30 de novembro de 2007

Artigo: Financiamento do SUS, por José Gomes Temporão

A população brasileira, a partir da Constituição de 1988, ganhou um direito que antes somente era reservado às pessoas que tinham recursos para pagar serviços de saúde particulares ou estavam cobertas pelo sistema público reservado apenas aos trabalhadores com carteira assinada. O marco legal determinou que a saúde é um direito de todos os brasileiros.

A partir de então, foi criado o Sistema Único de saúde. Hoje, 140 milhões de pessoas dependem exclusivamente do SUS para ter acesso aos serviços de saúde. As demais se beneficiam com freqüência de serviços, como campanhas de vacinação, vigilância sanitária, resgate de urgência, ações de combate a epidemias, transplante de órgãos e programas que oferecem medicamentos de alto custo. Uma rede de tamanha magnitude vem enfrentando diversos desafios. Umdeles é a questão do financiamento.

Neste ano, cerca de 40% dos recursos do Ministério da saúde provêm da CPMF, o que a qualifica como uma das mais importantes fontes de financiamento do sistema.

O Nordeste fica com um quarto do valor arrecadado e destinado à saúde. Isso por que todos os recursos são repassados integralmente para os Estados e municípios, que são responsáveis pela execução das ações de saúde localmente.

Em número, a região recebe R$ 4 bilhões para pagar as ações de saúde. Com os recursos, a CPMF paga cerca de 200 milhões de procedimentos de alta e média complexidades, o que significa serviços que vão de consultas especializadas a cirurgias.

Na Bahia, a contribuição pagou em 2006: 5 milhões de consultas, 10 milhões de exames, 2 milhões de raios-X, 1 milhão de ultra-sons, 451 mil procedimentos de tratamento do câncer, 510 mil hemodiálises, 59 mil ações para tratamento de doenças cardíacas e vasculares, 60 mil para doenças respiratórias em adultos, 61 mil para doenças respiratórias em crianças, 200 mil partos normais, 122 transplantes e 204 procedimentos coligados, 32 milhões de procedimentos ambulatoriais e 522 mil outras internações.

Na saúde, a CPMF é uma fonte segura de financiamento para o SUS. A saúde da população não pode se pautar pela indefinição em saber se, no próximo ano, o Ministério da saúde terá ou não recursos disponíveis para custeio e investimento da rede pública. O SUS deve estar pronto para receber as pessoas a qualquer momento, o que, volto a ressaltar, foi garantido pela Constituição.

Temos um sistema absolutamente inclusivo, que não discrimina sequer os que estão à margem de qualquer tipo de contribuição para a formação de seu orçamento.

Essa é a parte mais bonita e também o maior desafio do SUS: como administrar um sistema onde os gastos são sempre crescentes, já que o número de “associados” aumenta a cada dia, sem que se tenha um cálculo preciso de como esse acréscimo se dará ou em quanto tempo ou, ainda, quanto isso custará.

Na verdade, o SUS ainda é uma grande novidade. Embora esteja prestes a completar 20 anos, o que tínhamos antes era uma realidade totalmente diferente.

Após 20 anos de existência, é evidente que o SUS foi uma grande conquista da sociedade, mas que ainda precisa de melhorias.

Esse é um desafio diário e um compromisso do governo federal.

A grande questão que se apresenta hoje é como adequar o SUS à realidade, com a base de financiamento que o sistema tem hoje.

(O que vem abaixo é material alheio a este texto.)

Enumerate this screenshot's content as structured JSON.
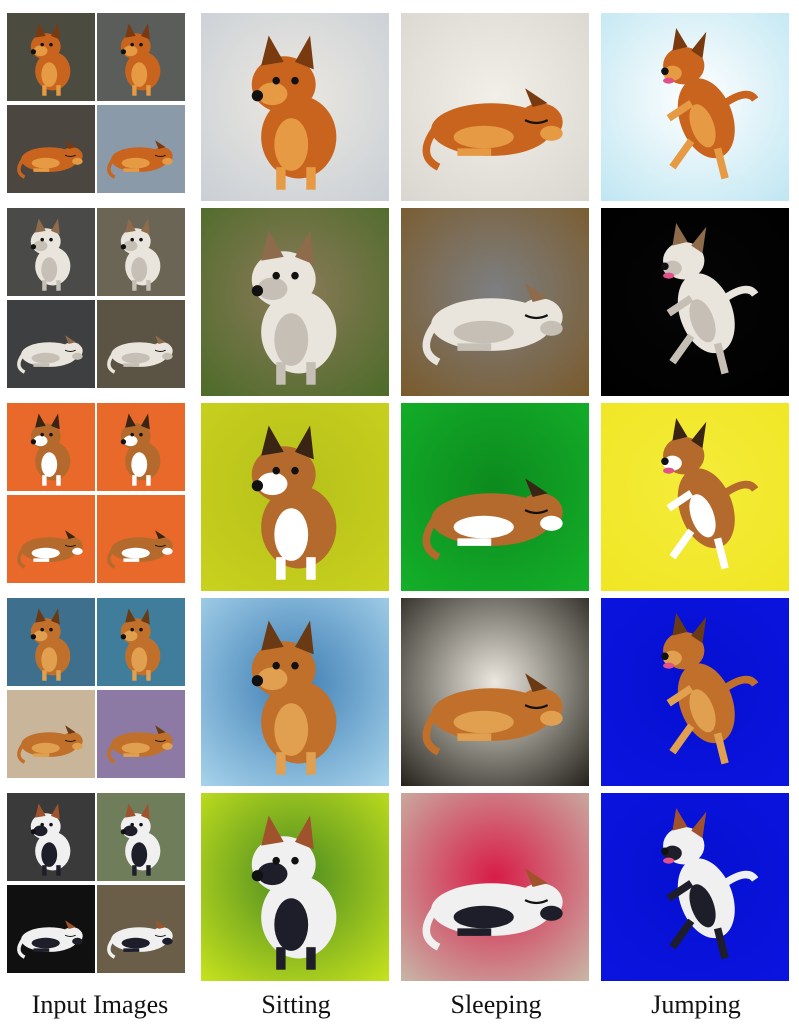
{
  "captions": {
    "input": "Input Images",
    "sitting": "Sitting",
    "sleeping": "Sleeping",
    "jumping": "Jumping"
  },
  "rows": [
    {
      "breed": "chow-chow",
      "dog_colors": [
        "#c8641e",
        "#e59a43",
        "#7a3a10"
      ],
      "input_bgs": [
        "#4b4b40",
        "#5a5d5a",
        "#4c4640",
        "#8b9aa8"
      ],
      "sitting_bg": [
        "#c9cfd6",
        "#ece8e0"
      ],
      "sleeping_bg": [
        "#d9d6d0",
        "#f2efe8"
      ],
      "jumping_bg": [
        "#bfe6f2",
        "#ffffff"
      ]
    },
    {
      "breed": "white-terrier",
      "dog_colors": [
        "#e9e4dc",
        "#c5bfb6",
        "#8e6b4a"
      ],
      "input_bgs": [
        "#4a4a48",
        "#6b6556",
        "#3e3f40",
        "#5b5344"
      ],
      "sitting_bg": [
        "#4c6b28",
        "#8b7a5a"
      ],
      "sleeping_bg": [
        "#7a5a2a",
        "#7d7f82"
      ],
      "jumping_bg": [
        "#000000",
        "#050505"
      ]
    },
    {
      "breed": "corgi",
      "dog_colors": [
        "#b46a2c",
        "#ffffff",
        "#3a2414"
      ],
      "input_bgs": [
        "#e8692a",
        "#e8692a",
        "#e8692a",
        "#e8692a"
      ],
      "sitting_bg": [
        "#c9d21e",
        "#b6c01a"
      ],
      "sleeping_bg": [
        "#14b02a",
        "#0c8a1e"
      ],
      "jumping_bg": [
        "#f0e624",
        "#f4ec3a"
      ]
    },
    {
      "breed": "golden-retriever",
      "dog_colors": [
        "#c0702a",
        "#e0a050",
        "#6a3a14"
      ],
      "input_bgs": [
        "#3e6f8c",
        "#3f7d9a",
        "#c9b69a",
        "#8c7aa4"
      ],
      "sitting_bg": [
        "#a8d4ec",
        "#3f7eb4"
      ],
      "sleeping_bg": [
        "#222018",
        "#ece8e0"
      ],
      "jumping_bg": [
        "#0a14e0",
        "#0610d0"
      ]
    },
    {
      "breed": "border-collie",
      "dog_colors": [
        "#f0f0f0",
        "#1e1e2a",
        "#a0522d"
      ],
      "input_bgs": [
        "#3a3a3a",
        "#6f7d5a",
        "#101010",
        "#6a5e48"
      ],
      "sitting_bg": [
        "#c8e41e",
        "#4a8a20"
      ],
      "sleeping_bg": [
        "#c8b8a8",
        "#d81c48"
      ],
      "jumping_bg": [
        "#0a14e0",
        "#0610d0"
      ]
    }
  ]
}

Nesta discussão, a não-aprovação da CPMF seria uma tragédia. A ausência desses recursos deixaria o sistema de saúde em situação de colapso total, sem nenhuma possibilidade de enquadrar o sistema ao atendimento universal, como manda a Constituição. Não dá para fazer mágica.

Por outro lado, colocar recursos no sistema pura e simplesmente, sem mexer no padrão de gestão dos recursos, também é inadequado. Temos problema de gestão crônica, de subfinanciamento da saúde e uma baixíssima eficiência do gasto. Há uma crise extremamente grave e temos que mudar o padrão de gestão.

Exatamente por isso o governo propôs um novo modelo de gestão da rede hospitalar pública de fundações estatais de direito privado, projeto que já foi encaminhado para o Congresso Nacional. Além disso, na próxima semana, estamos lançando o PAC da saúde, que traz inovações como a contratualização dos Estados e municípios. Ou seja, para receber os recursos, eles farão uma espécie de contrato com o Ministério da saúde, que estabelece objetivos e indicadores de saúde que devem ser atingidos. Assim ficará mais transparente como se usa o dinheiro público, e a população será capaz de cobrar do seu gestor local.